Berufe-Serie (I) Was macht ein Outplacement-Berater?

Branchenwechsel nach einer Entlassung - das ist heute keine Seltenheit mehr. Doch viele Arbeitsuchende brauchen Unterstützung auf ihrem Weg in ein neues Leben. Dabei hilft ihnen Berater Alexander Daub.

Von Tobias Brunner

Inzwischen überrascht Alexander Daub nur noch wenig. Ein IT-Manager, der einen Bio-Supermarkt eröffnet? Ein Abteilungsleiter, der als Sachbearbeiter von vorne beginnt? Alles schon mal da gewesen. Kündigung, Neuanfang, Branchenwechsel - all das gehört zu Daubs Alltag. Denn der 43-Jährige ist Outplacement-Berater und verhilft Entlassenen möglichst schnell zu einer neuen Stelle. Man könnte daher vermuten, Daub sei eine Art moderner Berufsberater. Aber das würde seiner Arbeit nicht gerecht werden. Und erklärt nur einen Teil von Outplacement.

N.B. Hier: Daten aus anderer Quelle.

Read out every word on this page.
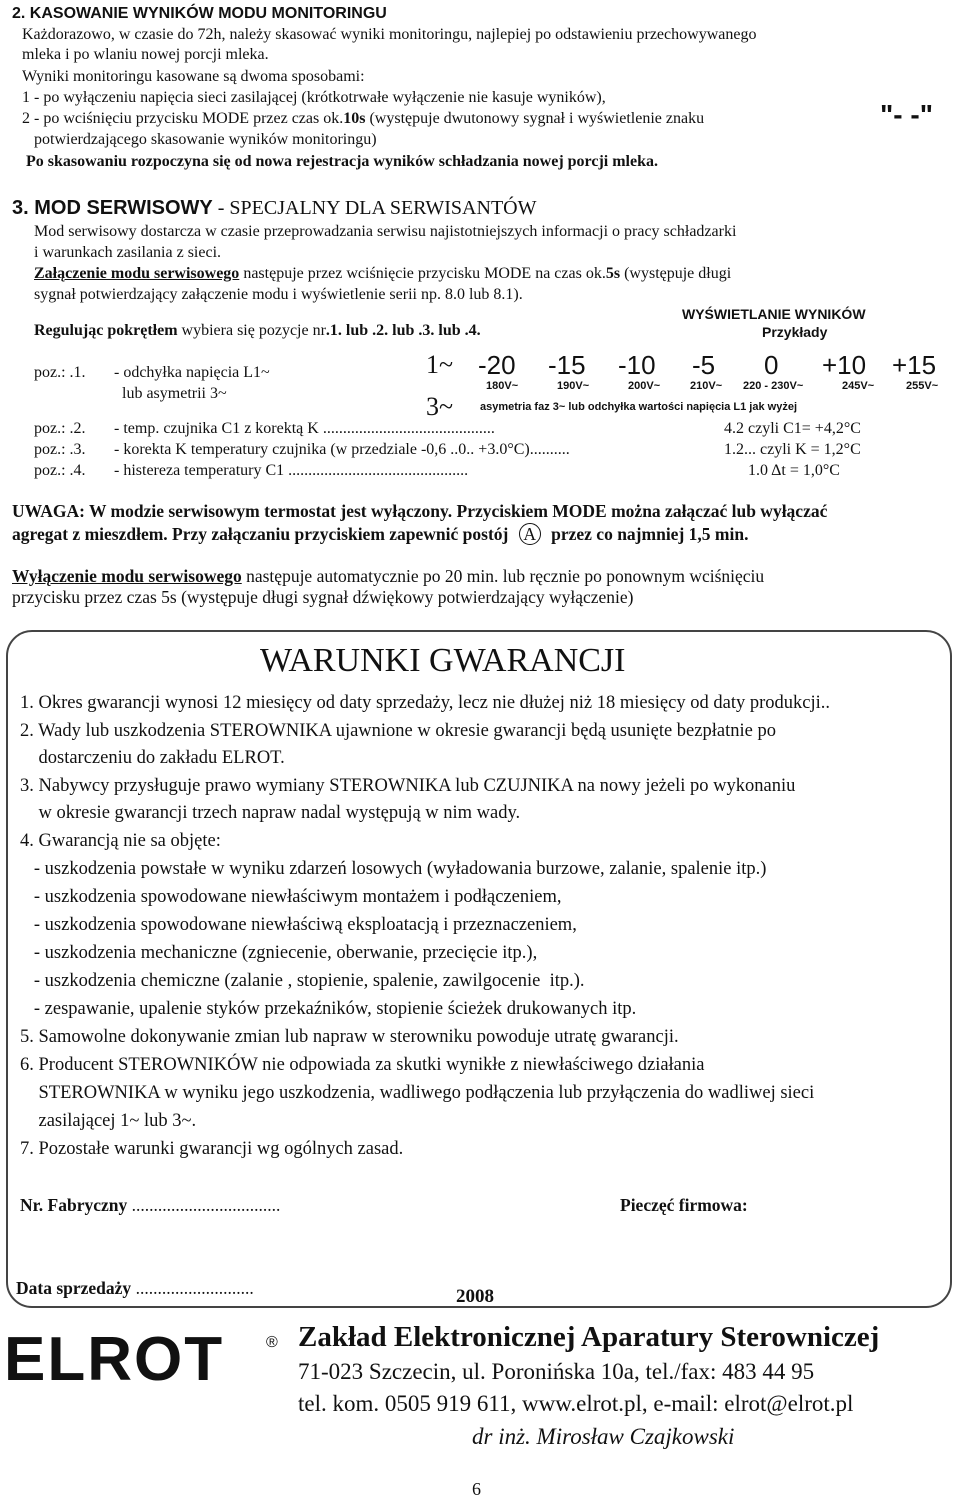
2. KASOWANIE WYNIKÓW MODU MONITORINGU
Każdorazowo, w czasie do 72h, należy skasować wyniki monitoringu, najlepiej po odstawieniu przechowywanego
mleka i po wlaniu nowej porcji mleka.
Wyniki monitoringu kasowane są dwoma sposobami:
1 - po wyłączeniu napięcia sieci zasilającej (krótkotrwałe wyłączenie nie kasuje wyników),
2 - po wciśnięciu przycisku MODE przez czas ok.10s (występuje dwutonowy sygnał i wyświetlenie znaku	"- -"
potwierdzającego skasowanie wyników monitoringu)
Po skasowaniu rozpoczyna się od nowa rejestracja wyników schładzania nowej porcji mleka.
3. MOD SERWISOWY - SPECJALNY DLA SERWISANTÓW
Mod serwisowy dostarcza w czasie przeprowadzania serwisu najistotniejszych informacji o pracy schładzarki
i warunkach zasilania z sieci.
Załączenie modu serwisowego następuje przez wciśnięcie przycisku MODE na czas ok.5s (występuje długi
sygnał potwierdzający załączenie modu i wyświetlenie serii np. 8.0 lub 8.1).
WYŚWIETLANIE WYNIKÓW
Przykłady
Regulując pokrętłem wybiera się pozycje nr.1. lub .2. lub .3. lub .4.
poz.: .1. - odchyłka napięcia L1~
lub asymetrii 3~
1~
3~
-20 -15 -10 -5 0 +10 +15
180V~	190V~	200V~	210V~ 220 - 230V~	245V~	255V~
asymetria faz 3~ lub odchyłka wartości napięcia L1 jak wyżej
poz.: .2. - temp. czujnika C1 z korektą K ...........................................	4.2 czyli C1= +4,2°C
poz.: .3. - korekta K temperatury czujnika (w przedziale -0,6 ..0.. +3.0°C)..........	1.2... czyli K = 1,2°C
poz.: .4. - histereza temperatury C1 .............................................	1.0 Δt = 1,0°C
UWAGA: W modzie serwisowym termostat jest wyłączony. Przyciskiem MODE można załączać lub wyłączać
agregat z mieszdłem. Przy załączaniu przyciskiem zapewnić postój A przez co najmniej 1,5 min.
Wyłączenie modu serwisowego następuje automatycznie po 20 min. lub ręcznie po ponownym wciśnięciu
przycisku przez czas 5s (występuje długi sygnał dźwiękowy potwierdzający wyłączenie)
WARUNKI GWARANCJI
1. Okres gwarancji wynosi 12 miesięcy od daty sprzedaży, lecz nie dłużej niż 18 miesięcy od daty produkcji..
2. Wady lub uszkodzenia STEROWNIKA ujawnione w okresie gwarancji będą usunięte bezpłatnie po
dostarczeniu do zakładu ELROT.
3. Nabywcy przysługuje prawo wymiany STEROWNIKA lub CZUJNIKA na nowy jeżeli po wykonaniu
w okresie gwarancji trzech napraw nadal występują w nim wady.
4. Gwarancją nie sa objęte:
- uszkodzenia powstałe w wyniku zdarzeń losowych (wyładowania burzowe, zalanie, spalenie itp.)
- uszkodzenia spowodowane niewłaściwym montażem i podłączeniem,
- uszkodzenia spowodowane niewłaściwą eksploatacją i przeznaczeniem,
- uszkodzenia mechaniczne (zgniecenie, oberwanie, przecięcie itp.),
- uszkodzenia chemiczne (zalanie , stopienie, spalenie, zawilgocenie  itp.).
- zespawanie, upalenie styków przekaźników, stopienie ścieżek drukowanych itp.
5. Samowolne dokonywanie zmian lub napraw w sterowniku powoduje utratę gwarancji.
6. Producent STEROWNIKÓW nie odpowiada za skutki wynikłe z niewłaściwego działania
STEROWNIKA w wyniku jego uszkodzenia, wadliwego podłączenia lub przyłączenia do wadliwej sieci
zasilającej 1~ lub 3~.
7. Pozostałe warunki gwarancji wg ogólnych zasad.
Nr. Fabryczny ..................................	Pieczęć firmowa:
Data sprzedaży ...........................	2008
ELROT	® Zakład Elektronicznej Aparatury Sterowniczej
71-023 Szczecin, ul. Poronińska 10a, tel./fax: 483 44 95
tel. kom. 0505 919 611, www.elrot.pl, e-mail: elrot@elrot.pl
dr inż. Mirosław Czajkowski
6
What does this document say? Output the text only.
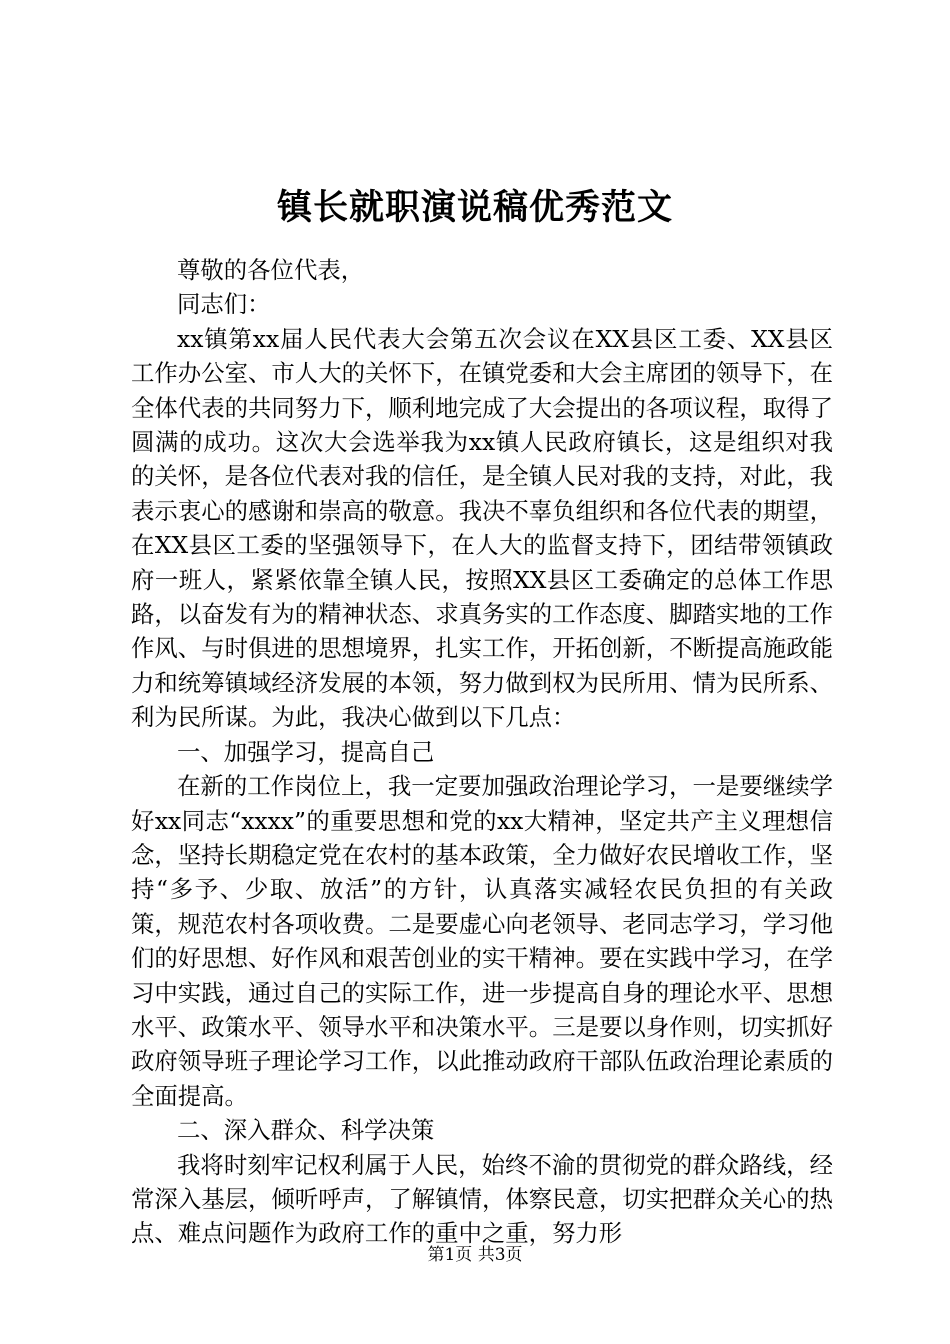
镇长就职演说稿优秀范文

尊敬的各位代表，

同志们：

xx镇第xx届人民代表大会第五次会议在XX县区工委、XX县区工作办公室、市人大的关怀下，在镇党委和大会主席团的领导下，在全体代表的共同努力下，顺利地完成了大会提出的各项议程，取得了圆满的成功。这次大会选举我为xx镇人民政府镇长，这是组织对我的关怀，是各位代表对我的信任，是全镇人民对我的支持，对此，我表示衷心的感谢和崇高的敬意。我决不辜负组织和各位代表的期望，在XX县区工委的坚强领导下，在人大的监督支持下，团结带领镇政府一班人，紧紧依靠全镇人民，按照XX县区工委确定的总体工作思路，以奋发有为的精神状态、求真务实的工作态度、脚踏实地的工作作风、与时俱进的思想境界，扎实工作，开拓创新，不断提高施政能力和统筹镇域经济发展的本领，努力做到权为民所用、情为民所系、利为民所谋。为此，我决心做到以下几点：

一、加强学习，提高自己

在新的工作岗位上，我一定要加强政治理论学习，一是要继续学好xx同志“xxxx”的重要思想和党的xx大精神，坚定共产主义理想信念，坚持长期稳定党在农村的基本政策，全力做好农民增收工作，坚持“多予、少取、放活”的方针，认真落实减轻农民负担的有关政策，规范农村各项收费。二是要虚心向老领导、老同志学习，学习他们的好思想、好作风和艰苦创业的实干精神。要在实践中学习，在学习中实践，通过自己的实际工作，进一步提高自身的理论水平、思想水平、政策水平、领导水平和决策水平。三是要以身作则，切实抓好政府领导班子理论学习工作，以此推动政府干部队伍政治理论素质的全面提高。

二、深入群众、科学决策

我将时刻牢记权利属于人民，始终不渝的贯彻党的群众路线，经常深入基层，倾听呼声，了解镇情，体察民意，切实把群众关心的热点、难点问题作为政府工作的重中之重，努力形

第1页 共3页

"Unsere Klienten sollten sich auch persönlich weiterentwickeln", sagt Daub, der 2003 zusammen mit seinem Vater die OBM Outplacement Beratung München in ihrer heutigen Form gründete. Nur wer sich selbst genau kenne, könne auch eine neue Anstellung finden. Etwa wenn ein Banker bemerkt, wie langweilig das Büro ist und wie spannend stattdessen der Einzelhandel. Daub fragt deshalb: "Welche Qualifikationen oder Leidenschaften gibt es, die man einbauen kann?" Nicht selten ist das ein Fachwissen aus der Freizeit.

Um die versteckten Talente aufzuspüren, nutzen Daub und seine 38 Mitarbeiter vor allem Fragebögen. Über Stärken, Schwächen, Interessen. Gefragt werden die Betroffenen, aber auch Familie und Freude. "Wir lernen aus der Vergangenheit", erklärt Daub. Einmal pro Woche treffen sich Klient und Berater, stets unter vier Augen. Biografie, Erfolge, Misserfolge - viele kleine Mosaiksteine ergeben ein Gesamtbild. Ist das Ziel klar, lernen die Bewerber, sich richtig zu verkaufen und wie sie am besten im Gespräch auftreten.

Für Daub heißt das: Er muss gut zuhören, muss den Menschen kennenlernen. Und er muss die richtigen Worte finden "in einer schweren Phase des Lebens". Das Taktgefühl - vielleicht kennt der Berater in seiner Branche deshalb mehr Frauen als Männer. Er achtet jedenfalls genau darauf, wen er einstellt. Er selbst hat in der Schmuck- und Uhrenindustrie begonnen, bei OBM arbeiten Betriebswirte, Techniker, Pädagogen. Alle kommen aus Führungspositionen, keiner ist jünger als 37 Jahre. "Sie sollen beide Seiten des Schreibtisches kennen", so Daub. Manch andere Firmen setzen ein Studium voraus.